I work in local search at Microsoft which means, like all those working in this space, I have to deal with an identity crisis on a daily basis. Currently, most local search products - like Bing's and Google's - leverage multiple data sets to derive a digital model of the world that users can then interact with. In creating this digital model, multiple statements have to be conflated to form a unified representation. This can be extremely challenging for two reasons. Firstly, the system has to decided when two records are intended to denote the same real world entity. Secondly, the designers of the system have to determine what real world entities are and how to describe them.
For example, if a business moves is that the same business or the closure of one and the opening of another? What does it mean to categorize a business?
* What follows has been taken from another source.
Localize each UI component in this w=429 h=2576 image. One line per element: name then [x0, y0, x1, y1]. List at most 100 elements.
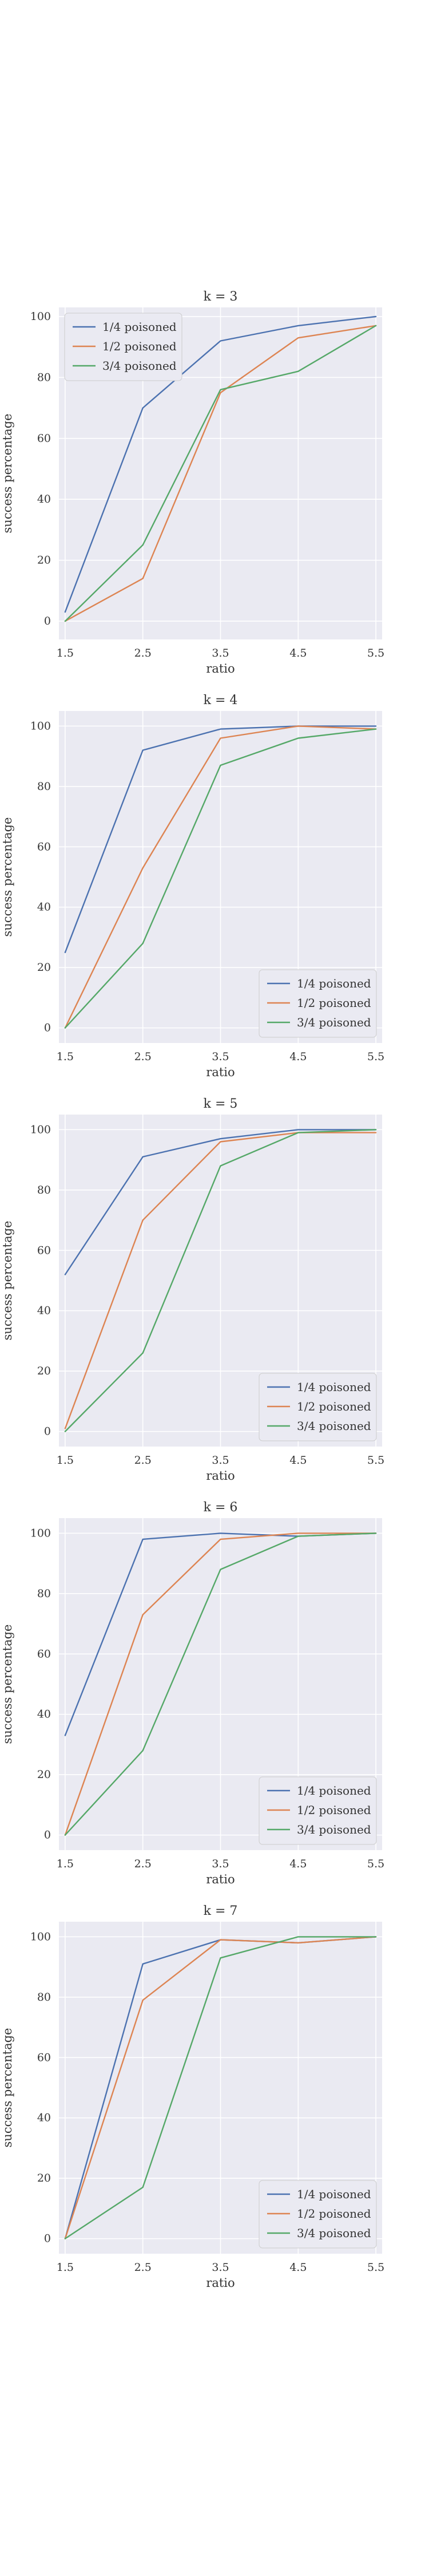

The cafe in Barnes and Noble is branded Starbucks but isn't actually part of the Starbucks chain - should is surface as a separate entity or is it 'hidden' within the bookshop as an attribute ('has cafe')?
Thinking through these hard representational problems is as much part of the transformative trends going on in the tech industry as are those characterized by terms like 'big data' and 'data scientist'.
Another example can be found in my recent interaction with spotify where I have the option of the following albums from Rush:
The only distinction I can see here is, upon drilling down, the tracks appear to have been published by different sources. They are, as far as I can tell, identical in all ways. There is a slight variation in the cover art that, if you squint a little you may be able to perceive.
As the online world continues to move towards knowledge the Ph in PhD will become more and more useful.